Alex Cross: Speaking of reboots and dopey prognostications: James Patterson Crime Franchise A was brought to the screen by Morgan Freeman in Kiss the Girls and Along Came a Spider; now Tyler Perry has taken over as a younger, sexier... well, okay, definitely younger, and also taller, Alex Cross, superdetective. I'm kind of bummed that Perry isn't directing it himself; instead, that job falls to the stunningly inept Rob Cohen. Excepting the first Fast and the Furious movie (which has been outgunned by Fast Five anyway), Cohen has made a stunning run of truly terrible movies: The Skulls, XXX, Stealth, and The Mummy: Tomb of the Dragon Emperor. It's like he was designed to make us grateful for Brett Ratner and Stephen Sommers. Anyway, as long as the late-90s Morgan Freeman murder mystery is getting the ol' redo, can we throw Ashley Judd a bone and just start putting her in these? Or must she suffer the humiliation of tough-lady murder-centric thrillers making a comeback now starring Taylor Schilling?

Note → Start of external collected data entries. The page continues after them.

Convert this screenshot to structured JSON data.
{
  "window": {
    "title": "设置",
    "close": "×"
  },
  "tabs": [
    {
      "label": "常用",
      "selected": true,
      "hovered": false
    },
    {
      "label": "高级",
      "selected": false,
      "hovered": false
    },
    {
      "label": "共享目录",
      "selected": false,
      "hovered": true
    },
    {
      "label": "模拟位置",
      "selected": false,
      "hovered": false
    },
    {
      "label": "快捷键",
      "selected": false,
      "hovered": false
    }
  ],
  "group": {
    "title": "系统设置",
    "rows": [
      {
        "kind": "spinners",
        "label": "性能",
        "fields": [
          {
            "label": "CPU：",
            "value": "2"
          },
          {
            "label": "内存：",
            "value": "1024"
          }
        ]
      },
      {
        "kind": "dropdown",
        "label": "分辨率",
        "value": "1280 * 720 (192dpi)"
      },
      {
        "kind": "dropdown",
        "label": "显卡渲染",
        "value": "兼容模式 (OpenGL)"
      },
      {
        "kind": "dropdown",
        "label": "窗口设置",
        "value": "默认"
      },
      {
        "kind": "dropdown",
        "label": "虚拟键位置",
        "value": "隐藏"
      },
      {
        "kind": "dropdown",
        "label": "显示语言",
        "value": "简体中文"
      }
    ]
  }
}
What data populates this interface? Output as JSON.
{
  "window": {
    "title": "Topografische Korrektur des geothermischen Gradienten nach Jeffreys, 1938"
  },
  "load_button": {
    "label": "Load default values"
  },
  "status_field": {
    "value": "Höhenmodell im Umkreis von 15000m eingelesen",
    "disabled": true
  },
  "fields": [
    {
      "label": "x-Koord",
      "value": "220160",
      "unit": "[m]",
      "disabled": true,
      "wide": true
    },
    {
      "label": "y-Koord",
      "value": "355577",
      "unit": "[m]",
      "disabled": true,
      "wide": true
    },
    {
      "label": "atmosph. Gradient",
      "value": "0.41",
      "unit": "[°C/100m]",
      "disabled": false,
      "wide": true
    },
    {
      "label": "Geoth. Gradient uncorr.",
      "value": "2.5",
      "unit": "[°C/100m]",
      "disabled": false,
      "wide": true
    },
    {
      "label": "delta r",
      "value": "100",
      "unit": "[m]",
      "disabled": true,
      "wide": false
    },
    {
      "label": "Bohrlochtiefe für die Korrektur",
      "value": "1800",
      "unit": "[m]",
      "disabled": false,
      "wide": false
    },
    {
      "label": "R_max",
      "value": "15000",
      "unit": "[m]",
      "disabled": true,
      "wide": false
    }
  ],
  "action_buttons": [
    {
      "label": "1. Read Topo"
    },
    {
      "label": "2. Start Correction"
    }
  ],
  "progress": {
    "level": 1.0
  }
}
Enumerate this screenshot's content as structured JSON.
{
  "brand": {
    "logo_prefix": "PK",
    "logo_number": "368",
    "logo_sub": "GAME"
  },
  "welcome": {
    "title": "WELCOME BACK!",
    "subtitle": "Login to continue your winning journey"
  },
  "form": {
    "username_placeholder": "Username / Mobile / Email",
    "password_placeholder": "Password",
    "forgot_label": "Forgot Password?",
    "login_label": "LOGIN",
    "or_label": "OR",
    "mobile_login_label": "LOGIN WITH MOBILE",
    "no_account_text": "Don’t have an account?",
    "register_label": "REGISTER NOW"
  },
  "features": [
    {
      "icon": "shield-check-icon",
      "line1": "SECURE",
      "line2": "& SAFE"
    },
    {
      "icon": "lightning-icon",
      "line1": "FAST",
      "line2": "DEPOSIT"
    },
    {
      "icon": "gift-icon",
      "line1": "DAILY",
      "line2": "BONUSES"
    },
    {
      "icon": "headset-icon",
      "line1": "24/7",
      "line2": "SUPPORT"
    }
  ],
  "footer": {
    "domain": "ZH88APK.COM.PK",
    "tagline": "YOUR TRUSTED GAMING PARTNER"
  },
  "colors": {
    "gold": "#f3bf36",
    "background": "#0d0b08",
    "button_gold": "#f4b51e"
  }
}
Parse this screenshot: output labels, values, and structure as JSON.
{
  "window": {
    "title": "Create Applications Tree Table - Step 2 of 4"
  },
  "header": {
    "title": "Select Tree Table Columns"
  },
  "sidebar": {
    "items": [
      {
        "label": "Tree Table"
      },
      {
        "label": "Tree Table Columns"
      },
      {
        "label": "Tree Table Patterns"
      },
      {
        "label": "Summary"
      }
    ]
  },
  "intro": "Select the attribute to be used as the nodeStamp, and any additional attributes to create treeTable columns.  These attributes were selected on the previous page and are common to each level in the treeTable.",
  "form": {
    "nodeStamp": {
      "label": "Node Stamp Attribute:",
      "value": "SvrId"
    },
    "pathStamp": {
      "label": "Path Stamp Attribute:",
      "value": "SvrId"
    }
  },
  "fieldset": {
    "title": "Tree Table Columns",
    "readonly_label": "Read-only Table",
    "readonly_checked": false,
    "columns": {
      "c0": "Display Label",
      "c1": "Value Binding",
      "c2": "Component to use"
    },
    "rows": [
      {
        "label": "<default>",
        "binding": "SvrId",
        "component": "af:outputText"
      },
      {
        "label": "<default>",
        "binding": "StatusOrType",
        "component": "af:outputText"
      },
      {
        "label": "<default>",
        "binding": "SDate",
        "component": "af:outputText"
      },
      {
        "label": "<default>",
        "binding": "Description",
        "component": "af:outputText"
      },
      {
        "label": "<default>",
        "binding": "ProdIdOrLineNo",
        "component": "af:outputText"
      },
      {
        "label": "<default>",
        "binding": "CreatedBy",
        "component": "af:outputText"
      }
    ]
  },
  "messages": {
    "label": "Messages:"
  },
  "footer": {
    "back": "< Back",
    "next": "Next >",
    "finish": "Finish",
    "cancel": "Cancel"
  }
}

The Sessions: I've heard that this John Hawkes-showcasing Oscar-bait-y movie is good and not even all that Oscar-bait-y considering the usually suffocatingly inspirational circumstances. But frankly, there are a ton of movies coming out in November while I'm out of town, so my strategy is going to be to not think about The Sessions even a little bit for at least another month, when I assume it will still be playing at some theater frequented by older gentlemen and ladies. Okay, one last thought on it until I actually see it in four to eight weeks' time: John Hawkes playing a gentle, mostly paralyzed nice guy in an Oscar-bait type of role; compare/contrast with the idea of Steve Buscemi playing a gentle, mostly-paralyzed nice guy in an Oscar-bait type of role. What I'm saying is, I'd probably be more interested in Hawkes and Buscemi teaming up to live in the woods and bicker over firewood gathering, but that's just me.
Nobody Walks: My review for The L has some more info on why this seems like a movie I should like but isn't. At least seeing it afforded me a Thirlby-filled month, as I caught up with Dredd (trivia: Olivia Thirlby is second lead in Dredd!) and this festival also-ran. She has yet to really find the sweet-spot balance of decent mainstream genre pictures and strong, distinctive indies. Basically, she needs to do a movie with Rian Johnson.